Arizona utility regulators approved new rules mandating electric companies to provide 100 percent carbon-free energy by 2050, with interim benchmarks. Arizona joins other states in this endeavor including New York and neighboring California. Unlike other states, the new rules do not include a requirement for utilities to use a specified amount of renewable energy, such as solar and wind. They do, however, include energy efficiency requirements and battery storage policies for utilities. Utilities can meet the new rules by generating electricity using renewable energy and/or nuclear power and by reducing demand through energy-efficiency measures.

The new rules update the state’s 2006 Renewable Energy Standard and Tariff, which required utilities to get 15 percent of their power from renewable energy by 2025, and the 2010 energy-efficiency requirements to use efficiency measures to meet 22 percent of energy demand by this year.

More specifically, electric utilities:

  • Will have to phase out coal- and natural-gas-burning power plants, with interim requirements to cut carbon dioxide emissions in half by 2032 and by 75 percent by 2040. The reductions are based on the amount of carbon dioxide a utility’s power plants emitted on average from 2016 to 2018.
  • Are required to implement energy-efficiency measures by 2030 that equal 35 percent of their 2020 peak demand with interim requirements to ensure utilities are working toward that goal annually.
  • Will have to plan and build new power plants or make power purchase arrangements with other generators that are transparent and competitive and that meet the requirements of the regulators.

Next steps include:

  • The Corporation Commission staff will submit a notice of the proposed rules to the Secretary of State. The order includes dates for public comments.
  • In January, the commission will file an economic impact analysis on the rules.
  • Next year, an administrative-law judge will issue a recommended order stating the rules are set, and the commission votes again on the rules.

New Commissioners

Three commissioners who won election in 2020 will begin their term next year. The three election winners will join Democrat Sandra Kennedy, who supports more renewable energy, and Republican Justin Olson, who voted against the new mandates. Thus, next year, the commission will include two Republicans in Olson and newly elected Jim O’Connor who do not believe that the commission should be setting requirements for renewable energy. It will have two Democrats in Kennedy and newly elected Anna Tovar who advocate for stricter renewable-energy requirements.

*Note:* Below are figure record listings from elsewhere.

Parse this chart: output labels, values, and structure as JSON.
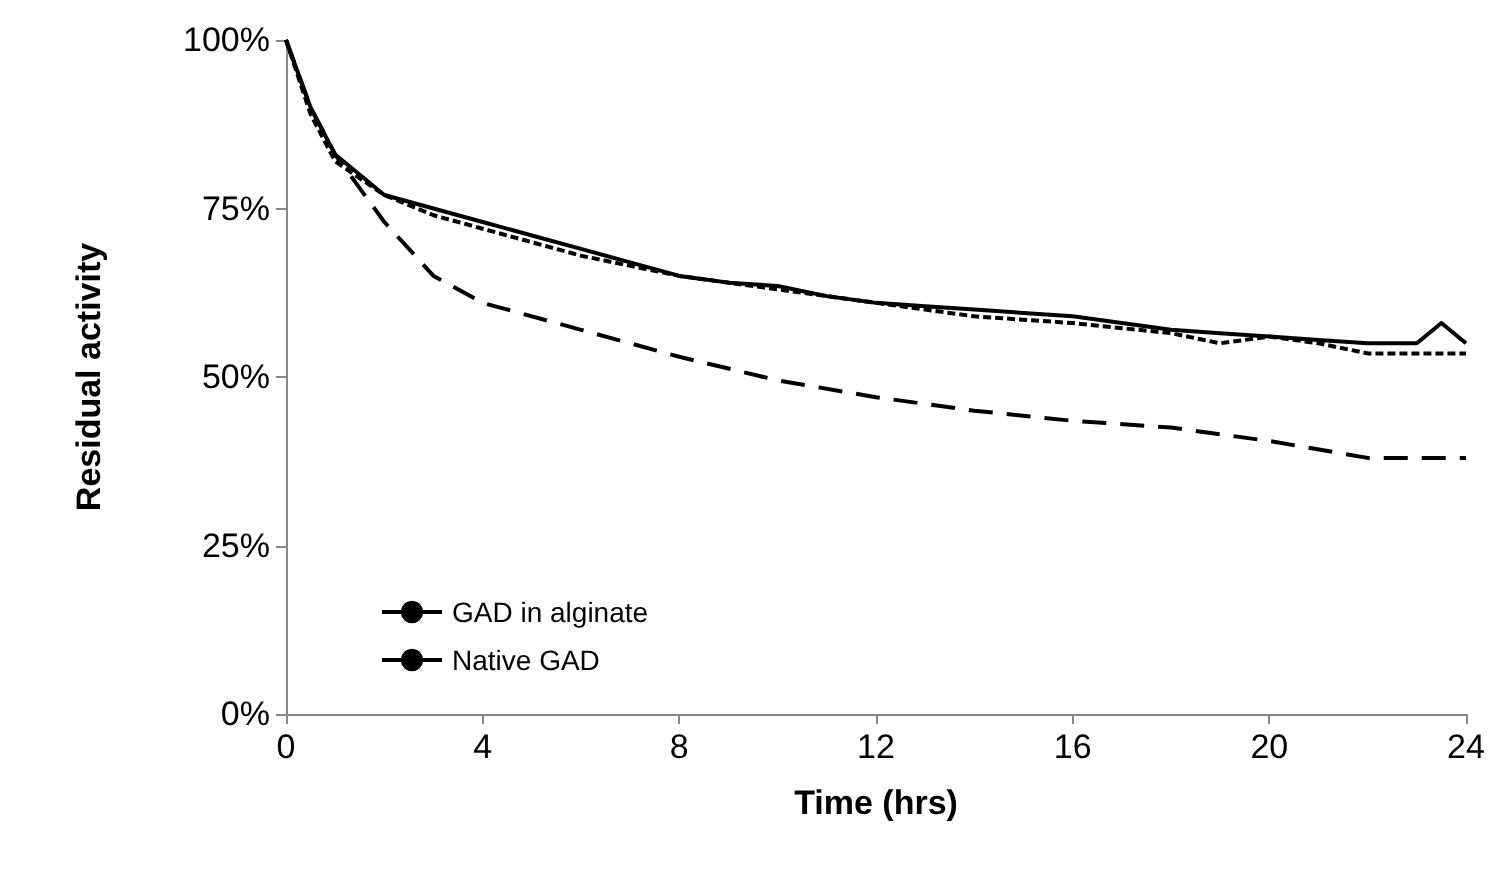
{
  "chart_data": {
    "type": "line",
    "xlabel": "Time (hrs)",
    "ylabel": "Residual activity",
    "xlim": [
      0,
      24
    ],
    "xticks": [
      0,
      4,
      8,
      12,
      16,
      20,
      24
    ],
    "ylim": [
      0,
      100
    ],
    "yticks": [
      {
        "value": 0,
        "label": "0%"
      },
      {
        "value": 25,
        "label": "25%"
      },
      {
        "value": 50,
        "label": "50%"
      },
      {
        "value": 75,
        "label": "75%"
      },
      {
        "value": 100,
        "label": "100%"
      }
    ],
    "grid": false,
    "legend": "bottom left",
    "marker": "none",
    "series": [
      {
        "name": "GAD in alginate",
        "color": "#000000",
        "line_style": "solid",
        "x": [
          0,
          0.5,
          1,
          1.5,
          2,
          3,
          4,
          5,
          6,
          7,
          8,
          9,
          10,
          11,
          12,
          13,
          14,
          15,
          16,
          17,
          18,
          19,
          20,
          21,
          22,
          23,
          23.5,
          24
        ],
        "values": [
          100,
          90,
          83,
          80,
          77,
          75,
          73,
          71,
          69,
          67,
          65,
          64,
          63.5,
          62,
          61,
          60.5,
          60,
          59.5,
          59,
          58,
          57,
          56.5,
          56,
          55.5,
          55,
          55,
          58,
          55
        ]
      },
      {
        "color": "#000000",
        "line_style": "dotted",
        "x": [
          0,
          0.5,
          1,
          2,
          3,
          4,
          6,
          8,
          10,
          12,
          14,
          16,
          18,
          19,
          20,
          21,
          22,
          24
        ],
        "values": [
          100,
          89,
          82,
          77,
          74,
          72,
          68,
          65,
          63,
          61,
          59,
          58,
          56.5,
          55,
          56,
          55,
          53.5,
          53.5
        ]
      },
      {
        "name": "Native GAD",
        "color": "#000000",
        "line_style": "dashed",
        "x": [
          0,
          0.5,
          1,
          2,
          3,
          4,
          6,
          8,
          10,
          12,
          14,
          16,
          18,
          20,
          22,
          24
        ],
        "values": [
          100,
          90,
          83,
          73,
          65,
          61,
          57,
          53,
          49.5,
          47,
          45,
          43.5,
          42.5,
          40.5,
          38,
          38
        ]
      }
    ]
  }
}
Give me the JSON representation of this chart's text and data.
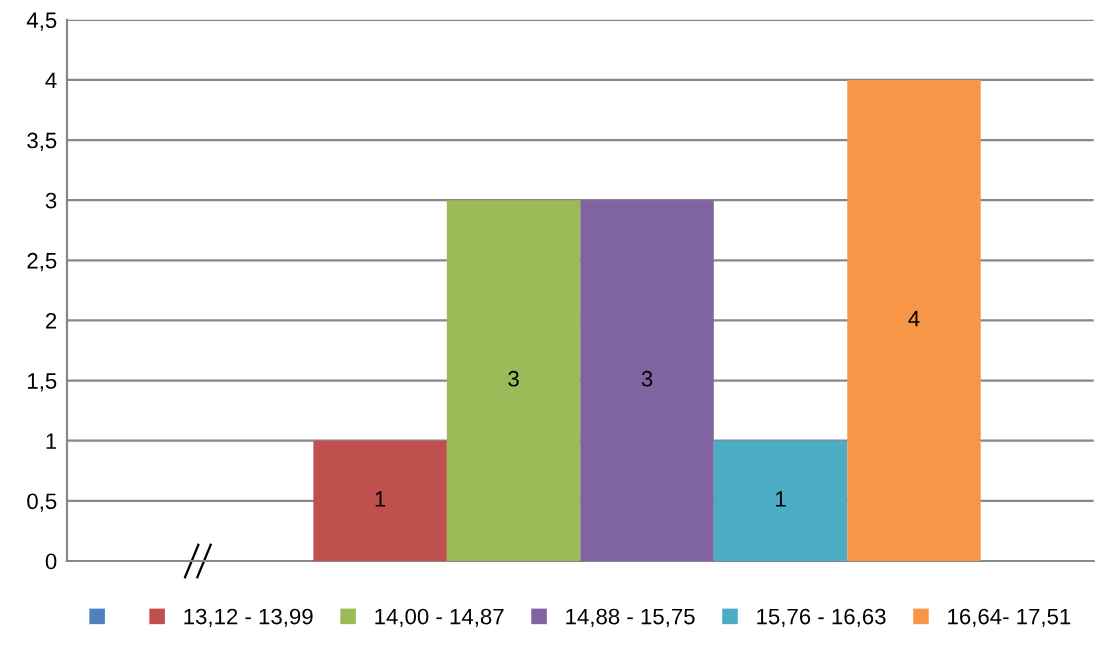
{
  "chart_data": {
    "type": "bar",
    "categories": [
      null
    ],
    "series": [
      {
        "color": "#4f81bd",
        "values": [
          null
        ]
      },
      {
        "name": "13,12 - 13,99",
        "color": "#c0504d",
        "values": [
          1
        ]
      },
      {
        "name": "14,00 - 14,87",
        "color": "#9bbb59",
        "values": [
          3
        ]
      },
      {
        "name": "14,88 - 15,75",
        "color": "#8064a2",
        "values": [
          3
        ]
      },
      {
        "name": "15,76 - 16,63",
        "color": "#4bacc6",
        "values": [
          1
        ]
      },
      {
        "name": "16,64- 17,51",
        "color": "#f79646",
        "values": [
          4
        ]
      }
    ],
    "ylim": [
      0,
      4.5
    ],
    "yticks": [
      0,
      {
        "value": 0.5,
        "label": "0,5"
      },
      1,
      {
        "value": 1.5,
        "label": "1,5"
      },
      2,
      {
        "value": 2.5,
        "label": "2,5"
      },
      3,
      {
        "value": 3.5,
        "label": "3,5"
      },
      4,
      {
        "value": 4.5,
        "label": "4,5"
      }
    ],
    "grid": "y",
    "legend": "bottom",
    "data_labels": true
  }
}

That leaves newly elected Republican Lea Marquez Peterson, who supports the additional energy-efficiency requirements and the zero-carbon goal for 2050. She is opposed to new rules that would additionally require a certain percentage of electric utilities’ power supply to come from renewables like solar and wind – not just carbon-free sources—which also include nuclear and energy efficiency projects. For that reason, the current commission did not increase the percentage required from renewable energy.

Ratepayers Beware

Some of the commissioners believe that the new rule is a job creator and that the rule will benefit the state’s ratepayers. Given that the state will have to prematurely retire its existing coal and natural gas units and replace them with either new renewable energy and nuclear power or demand reductions from energy efficiency projects, it is not likely to benefit ratepayers. New nuclear power is expensive, energy efficiency projects usually have a rebound affect that has consumers using more than the expected reduction, and states with renewable energy standards have realized higher electricity prices after they constructed wind and solar units.

Arizona generated 61 percent of its electricity from coal and natural gas last year, while non-hydroelectric renewable energy generated only 5 percent, nuclear power 28 percent and hydroelectricity 5 percent. Phasing out coal and natural gas units and building solar and wind units, which are less expensive than nuclear power, will likely raise electricity prices. Residential electricity prices in California, for example, are almost 50 percent higher than the average residential electricity price in the nation (19.22 cents per kilowatt-hour compared to 13.04 cents per kilowatt-hour) and the seventh-highest residential electricity price in the nation. Arizona’s average residential electricity price was even less than the national average residential electricity price in 2019 at 12.55 cents per kilowatt hour.

Source: Energy Information Administration

Not only will Arizona see higher electricity prices, but they may also be confronted with the possibility of rolling blackouts as the residents of California faced in August. California generated 30 percent of its electricity from non-hydroelectric sources in 2019—6 times more than Arizona. When wind and solar units do not produce sufficient power, California buys power from neighboring states like Arizona, but the August heat wave affected the neighboring states’ energy demand and they had no excess power to sell. As such, California’s grid operator had to resort to rolling blackouts. If Arizona is placed in a similar situation, it will obviously not be able to rely upon California to purchase sufficient power. Wind and solar units only produce power when the sun is shining and the wind is blowing; they are not available 24/7, when Americans expect electric power to be available.

Conclusion

Arizona residents need to be aware and not fall into the trap that some of their commissioners want them to believe: that carbon free electricity will be no more expensive than their current electricity system. New nuclear power is expensive and states with renewable energy standards have seen their electricity prices increase. California, for example, has the seventh highest residential electricity prices in the nation and generates 30 percent of its power from non-hydroelectric renewables.